Hello, I running a osrm contract on the midwest.pbf data on a Digitial Ocean VM that has 32 Cores and 64 GB. This my first time doing this. I'm using docker. Been running now for 70 hrs.. My CPU has running at Max the whole time. Is this expected? Here's my output.

Post update.. So the final time for the record was 79 hrs for the contract process to complete.

@TattiQ - Did your attempt ever complete after 44 hours?

[root@temp-orsrm-midwest osrm_midwest]# docker run -t -v $(pwd):/data osrm/o srm-backend:v5.16.4 osrm-contract /data/us-midwest-latest.osrm
[info] Input file: /data/us-midwest-latest.osrm
[info] Threads: 32
[info] Reading node weights.
[info] Done reading node weights.
[info] Loading edge-expanded graph representation
[info] merged 27008 edges out of 88297558
[info] initializing node priorities... ok.
[info] preprocessing 19681229 (89.6314%) nodes...
[info] . 10% . 20% . 30% . 40% . 50% . 60% .[renumbered] 70% . 80% .
[info] Getting edges of minimized graph . 10% . 20% . 30% . 40% . 50% . 60% . 70 % . 80% . 90% . 100%
[info] initializing node priorities... ok.
[info] preprocessing 2271187 (10.3433%) nodes...
[info] [renumbered]. 10% . 20% . 30% . 40% . 50% . 60% . 70% . 80% . 90% . 100%
[info] Getting edges of minimized graph . 10% . 20% . 30% . 40% . 50% . 60% . 70 % . 80% . 90% . 100%
[info] initializing node priorities... ok.
[info] preprocessing 2271187 (10.3433%) nodes...
[info] [renumbered]. 10% . 20% . 30% . 40% . 50% . 60% . 70% . 80% . 90% . 100%
[info] Getting edges of minimized graph . 10% . 20% . 30% . 40% . 50% . 60% . 70 % . 80% . 90% . 100%
[info] initializing node priorities... ok.
[info] preprocessing 2271187 (10.3433%) nodes...
[info] [renumbered]. 10% . 20% . 30% . 40% . 50% . 60% . 70% . 80% . 90% . 100%
[info] Getting edges of minimized graph . 10% . 20% . 30% . 40% . 50% . 60% . 70 % . 80% . 90% . 100%
[info] initializing node priorities... ok.
[info] preprocessing 2271187 (10.3433%) nodes...
[info] [renumbered]. 10% . 20% . 30% . 40% . 50%
image

@abeck87 Your code is making progress. Just keep waiting, it'll complete eventually.

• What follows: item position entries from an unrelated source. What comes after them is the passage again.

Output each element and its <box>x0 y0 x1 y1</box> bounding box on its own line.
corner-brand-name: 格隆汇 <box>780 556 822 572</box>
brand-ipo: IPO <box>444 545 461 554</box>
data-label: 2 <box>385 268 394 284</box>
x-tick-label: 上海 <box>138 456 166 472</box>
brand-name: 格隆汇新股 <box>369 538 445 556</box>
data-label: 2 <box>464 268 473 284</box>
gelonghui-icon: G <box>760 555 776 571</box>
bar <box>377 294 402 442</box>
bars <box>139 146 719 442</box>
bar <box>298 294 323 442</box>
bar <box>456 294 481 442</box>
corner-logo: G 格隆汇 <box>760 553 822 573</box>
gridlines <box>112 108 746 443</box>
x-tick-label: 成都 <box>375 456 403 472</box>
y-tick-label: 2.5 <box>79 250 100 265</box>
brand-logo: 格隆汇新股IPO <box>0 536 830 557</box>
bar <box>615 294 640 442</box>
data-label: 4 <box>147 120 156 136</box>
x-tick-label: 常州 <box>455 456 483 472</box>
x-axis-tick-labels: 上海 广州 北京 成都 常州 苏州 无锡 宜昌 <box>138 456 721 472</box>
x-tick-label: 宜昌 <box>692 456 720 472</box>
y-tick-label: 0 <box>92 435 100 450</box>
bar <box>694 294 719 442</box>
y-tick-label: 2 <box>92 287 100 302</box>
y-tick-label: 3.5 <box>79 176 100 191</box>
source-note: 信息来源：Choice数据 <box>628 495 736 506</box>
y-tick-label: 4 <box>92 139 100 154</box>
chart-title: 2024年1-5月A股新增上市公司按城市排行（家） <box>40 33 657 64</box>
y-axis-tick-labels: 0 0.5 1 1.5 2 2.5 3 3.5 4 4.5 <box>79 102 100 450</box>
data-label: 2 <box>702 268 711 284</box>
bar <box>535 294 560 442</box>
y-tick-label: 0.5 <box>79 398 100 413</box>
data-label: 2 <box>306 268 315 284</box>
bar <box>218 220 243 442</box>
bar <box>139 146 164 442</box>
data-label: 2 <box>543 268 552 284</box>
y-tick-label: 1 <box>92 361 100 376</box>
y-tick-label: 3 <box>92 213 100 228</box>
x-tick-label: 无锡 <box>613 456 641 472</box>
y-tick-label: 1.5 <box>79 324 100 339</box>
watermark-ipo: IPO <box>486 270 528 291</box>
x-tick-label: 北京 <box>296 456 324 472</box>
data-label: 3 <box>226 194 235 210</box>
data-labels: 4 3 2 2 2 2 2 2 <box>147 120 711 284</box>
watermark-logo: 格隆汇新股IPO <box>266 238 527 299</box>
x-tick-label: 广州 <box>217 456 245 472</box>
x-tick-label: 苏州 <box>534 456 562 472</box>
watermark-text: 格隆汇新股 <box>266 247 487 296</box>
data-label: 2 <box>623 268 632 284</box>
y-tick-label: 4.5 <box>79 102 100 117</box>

We know that the Alpine Linux-based docker images have some performance problems. The musl C library that Alpine is based on has a not-so-great malloc() implementation, which can slow some things down significantly. I've been considering re-basing our Docker images on Ubuntu so that we're using GNU libc, but I haven't got around to it.

There's nothing specifically actionable on this ticket - osrm-contract does take a long time to run.